When the South Vietnam soldiers left, the island was under an anarchy but not in disorder since the April of 1975. A short time later, the Khmer Rouge sent two war ships to Tho Chu. Khmer Rouge soldiers introduced themselves as ‘the brothers of Vietnamese liberation forces [North Vietnam]’ and initially treated islanders well.

They even donated 10kg of rice to each household. However, they began forcing locals to carry materials and build fortifications around the island.

On May, 23, 1975, they threatened the islanders with guns and forced them to leave their houses and gather on the Ngu beach of Tho Chu, where two big fishing boats were anchored.

A steersman of one of the boats told Tu Si that the Khmer Rouge were going to force all people to board the boats and head to another island. That man advised Si not to board the boats but to prepare petrol and food on his own boat and go with them. The steersman asked Si to keep it secret.

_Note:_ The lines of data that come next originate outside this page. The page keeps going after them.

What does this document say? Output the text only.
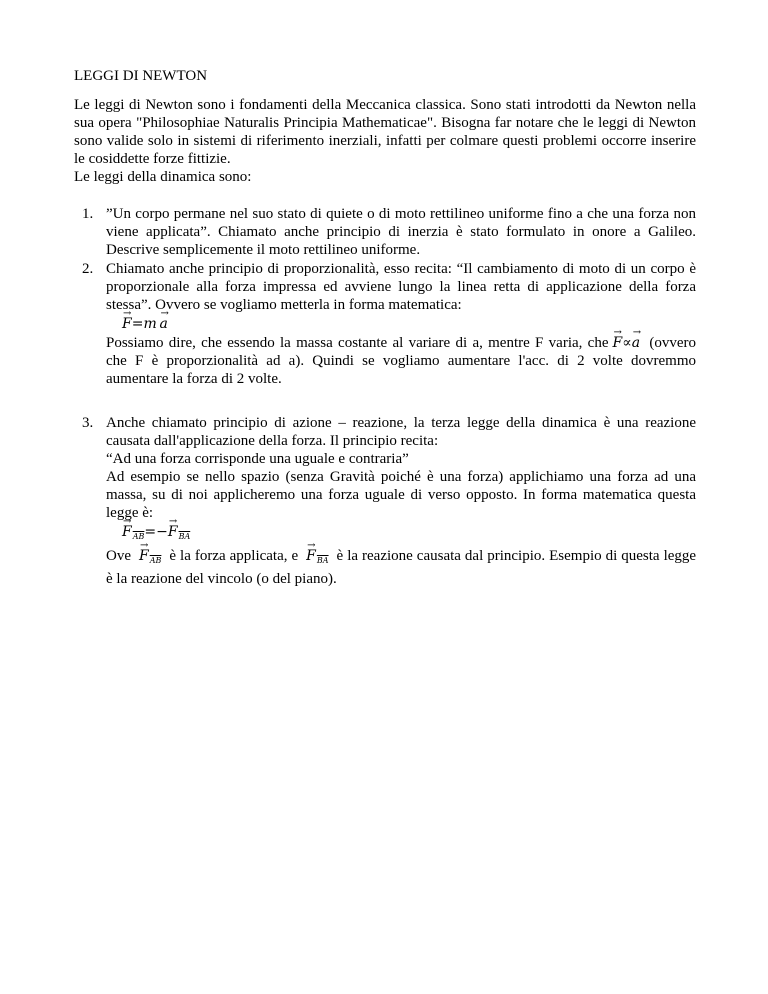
LEGGI DI NEWTON

Le leggi di Newton sono i fondamenti della Meccanica classica. Sono stati introdotti da Newton nella sua opera "Philosophiae Naturalis Principia Mathematicae". Bisogna far notare che le leggi di Newton sono valide solo in sistemi di riferimento inerziali, infatti per colmare questi problemi occorre inserire le cosiddette forze fittizie.

Le leggi della dinamica sono:
1. ”Un corpo permane nel suo stato di quiete o di moto rettilineo uniforme fino a che una forza non viene applicata”. Chiamato anche principio di inerzia è stato formulato in onore a Galileo. Descrive semplicemente il moto rettilineo uniforme.

2. Chiamato anche principio di proporzionalità, esso recita: “Il cambiamento di moto di un corpo è proporzionale alla forza impressa ed avviene lungo la linea retta di applicazione della forza stessa”. Ovvero se vogliamo metterla in forma matematica:

→ F=m  → a

Possiamo dire, che essendo la massa costante al variare di a, mentre F varia, che → F∝→ a (ovvero che F è proporzionalità ad a). Quindi se vogliamo aumentare l'acc. di 2 volte dovremmo aumentare la forza di 2 volte.

3. Anche chiamato principio di azione – reazione, la terza legge della dinamica è una reazione causata dall'applicazione della forza. Il principio recita:

“Ad una forza corrisponde una uguale e contraria”

Ad esempio se nello spazio (senza Gravità poiché è una forza) applichiamo una forza ad una massa, su di noi applicheremo una forza uguale di verso opposto. In forma matematica questa legge è:

→ $F_{\overline{AB}}=-\to F_{\overline{BA}}$

Ove → $F_{\overline{AB}}$ è la forza applicata, $e \to F_{\overline{BA}}$ è la reazione causata dal principio. Esempio di questa legge è la reazione del vincolo (o del piano).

At 8:00pm, the two fishing boats were packed with over 500 people. Three small boats, including Tu Si’s boat, were towed after them.

They were all carried to Koh Tang island, not too far from the mainland of Cambodia and all of the people were put under hard labor and later killed.

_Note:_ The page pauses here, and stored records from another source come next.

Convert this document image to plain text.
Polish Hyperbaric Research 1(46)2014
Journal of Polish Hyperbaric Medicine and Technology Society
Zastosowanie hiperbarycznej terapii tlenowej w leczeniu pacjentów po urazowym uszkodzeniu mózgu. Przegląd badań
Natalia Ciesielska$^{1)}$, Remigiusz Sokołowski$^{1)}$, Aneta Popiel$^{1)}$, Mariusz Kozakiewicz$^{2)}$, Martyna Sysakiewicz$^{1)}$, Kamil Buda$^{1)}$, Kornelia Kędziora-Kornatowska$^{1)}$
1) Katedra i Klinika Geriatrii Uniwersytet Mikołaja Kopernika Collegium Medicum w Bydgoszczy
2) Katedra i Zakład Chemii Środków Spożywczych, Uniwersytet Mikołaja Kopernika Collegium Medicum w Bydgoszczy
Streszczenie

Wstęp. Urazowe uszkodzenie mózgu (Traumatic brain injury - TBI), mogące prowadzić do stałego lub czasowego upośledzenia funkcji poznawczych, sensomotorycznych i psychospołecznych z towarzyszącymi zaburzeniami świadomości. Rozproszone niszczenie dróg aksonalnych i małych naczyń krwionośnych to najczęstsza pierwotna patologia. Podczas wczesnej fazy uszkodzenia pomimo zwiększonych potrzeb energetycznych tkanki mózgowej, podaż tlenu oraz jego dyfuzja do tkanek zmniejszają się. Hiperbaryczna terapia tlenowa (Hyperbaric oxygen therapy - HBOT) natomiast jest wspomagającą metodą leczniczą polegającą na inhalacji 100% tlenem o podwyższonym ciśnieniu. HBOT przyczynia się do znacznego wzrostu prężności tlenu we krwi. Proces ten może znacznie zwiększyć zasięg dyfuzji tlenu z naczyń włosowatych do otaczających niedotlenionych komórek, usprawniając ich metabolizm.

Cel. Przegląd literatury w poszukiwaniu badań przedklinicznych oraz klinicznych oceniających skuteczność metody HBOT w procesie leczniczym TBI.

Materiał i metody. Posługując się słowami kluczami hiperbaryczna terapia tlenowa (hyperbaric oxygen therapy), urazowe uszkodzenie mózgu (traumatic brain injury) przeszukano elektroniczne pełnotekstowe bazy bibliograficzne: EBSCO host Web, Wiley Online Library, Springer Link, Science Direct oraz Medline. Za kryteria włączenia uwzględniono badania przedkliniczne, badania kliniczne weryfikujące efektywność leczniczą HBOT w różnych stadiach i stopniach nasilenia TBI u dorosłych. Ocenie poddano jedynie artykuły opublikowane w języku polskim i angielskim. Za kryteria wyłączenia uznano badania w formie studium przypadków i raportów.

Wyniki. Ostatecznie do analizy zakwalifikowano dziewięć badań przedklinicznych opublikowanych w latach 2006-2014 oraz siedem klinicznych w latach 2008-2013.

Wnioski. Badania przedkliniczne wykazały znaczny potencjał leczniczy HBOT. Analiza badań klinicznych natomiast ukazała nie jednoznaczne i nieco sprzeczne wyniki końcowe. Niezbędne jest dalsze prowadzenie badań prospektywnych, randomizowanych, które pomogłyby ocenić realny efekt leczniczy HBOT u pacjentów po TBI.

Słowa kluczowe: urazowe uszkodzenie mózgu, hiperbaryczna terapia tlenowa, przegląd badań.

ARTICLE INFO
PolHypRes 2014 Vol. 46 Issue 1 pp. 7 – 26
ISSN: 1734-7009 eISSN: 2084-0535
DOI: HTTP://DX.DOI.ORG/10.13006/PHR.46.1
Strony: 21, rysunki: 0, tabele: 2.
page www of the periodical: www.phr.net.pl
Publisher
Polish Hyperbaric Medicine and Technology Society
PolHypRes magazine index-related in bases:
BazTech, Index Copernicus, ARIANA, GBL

Tu Si and his family luckily escaped, saying, “I will never forget the merit of the steersman. He helped us survive.

“At around 3 or 4:00am when it was totally dark at sea. I heard that the rope connecting my boat to the tower was cut. I floated freely for a while before filling the engine with fuel and heading back to Mau Islet to reunite with my children, I knew that the steersman had cut the rope.

“He was clearly trying to rescue us from the killings that I had never thought of.”

Tu Si and his family were not the only survivors of the massacre. His friend, Mr. Le Van Anh fled the island on the night that the Khmer Rouge forced locals to board their boats.

“I pretended to be collecting bird eggs on the beaches of Tho Chu and took a turn to steer my boat towards the Mau Islet in the night. I then reported that Tho Chu inhabitants had been kidnapped by the Khmer Rouge.

The information was late and all 513 people aboard the two fishing boats of the Khmer Rouge were later confirmed to have all been killed in Koh Tang.